Tableau de Paris/453

La bibliothèque libre.

CHAPITRE CCCCLIII.

Grandes Routes.


Rien de plus magnifique aux environs de Paris, que ces chaussées à perte de vue & en ligne droite, bordées de chaque côté d’allées d’arbres. Non-seulement elles sont multipliées, mais encore leur largeur est considérable ; on voit qu’on n’a pas épargné le terrein. Un philosophe étranger & instruit, qui arriveroit les yeux bandés, pourroit s’écrier : oui, j’y suis ; c’est ici la main d’un monarque ; il a dit : que ce terrein soit coupé comme un damier ; point de sinuosités ; & le terrein docile a obéi, les champs se sont ouverts, les héritages ont été traversés, & pour quelques pertes particulieres, il en a résulté un très-grand bien, un bien qui sera durable.

Mais la chaussée du milieu, c’est-à-dire, le pavé, porte un caractere mesquin, & l’on n’a pas eu l’attention de le faire assez large pour que deux voitures puissent y passer de front commodément. Il faut toujours qu’une roue porte sur le bord du pavé, qu’elle enfonce & dégrade ; elle retombe sur une terre molle ; la voiture, glissant sur le pavé qui est en dos-d’âne, souffre de la pente & sur-tout de l’enfoncement de la terre argilleuse.

On ne voit sur les routes que de pauvres rouliers, effrayés par le bruit tonnant des turgottines, chercher à en éviter le choc en faisant pencher précipitamment leurs voitures, & souvent au risque d’être brisées toutes deux.

Point de péages, il est vrai ; point de barrieres établies de distance en distance ; on a fait ces routes comme à plaisir ; on les a recommencées autant de fois que l’on a voulu. Les routes en Angleterre se détournent plutôt que d’écorner la chaumiere d’un paysan ; ici le paysan lui-même a été envoyé à la corvée. Vous passez sur le terrein qui fut sa grange, & qu’il a arrosé de ses sueurs, pour planter les cailloux quarrés qui vous portent, & vous ne lui donnez en passant ni un regret ni une obole.

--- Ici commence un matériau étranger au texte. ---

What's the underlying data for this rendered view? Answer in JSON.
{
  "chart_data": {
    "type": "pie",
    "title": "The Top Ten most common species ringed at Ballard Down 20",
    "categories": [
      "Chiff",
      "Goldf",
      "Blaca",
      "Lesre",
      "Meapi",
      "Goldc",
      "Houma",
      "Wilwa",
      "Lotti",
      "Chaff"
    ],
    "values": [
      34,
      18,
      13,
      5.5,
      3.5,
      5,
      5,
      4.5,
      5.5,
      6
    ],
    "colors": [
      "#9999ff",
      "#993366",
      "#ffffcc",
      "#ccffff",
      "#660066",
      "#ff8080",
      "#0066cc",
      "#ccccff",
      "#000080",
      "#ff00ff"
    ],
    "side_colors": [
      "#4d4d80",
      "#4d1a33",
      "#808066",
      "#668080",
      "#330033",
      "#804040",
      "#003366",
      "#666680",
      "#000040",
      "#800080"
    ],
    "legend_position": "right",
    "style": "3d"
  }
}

Le mal est fait. En politique le bien sort du mal. Réparons le mal en donnant au bien toute l’étendue dont il est susceptible. Que ces grandes routes, après ces vexations, ne servent qu’à un commerce libre, & n’aboutissent plus à ces douanes repoussantes, qui devroient être jetées à l’extrémité du royaume, comme la griffe chez les animaux est éloignée du cœur.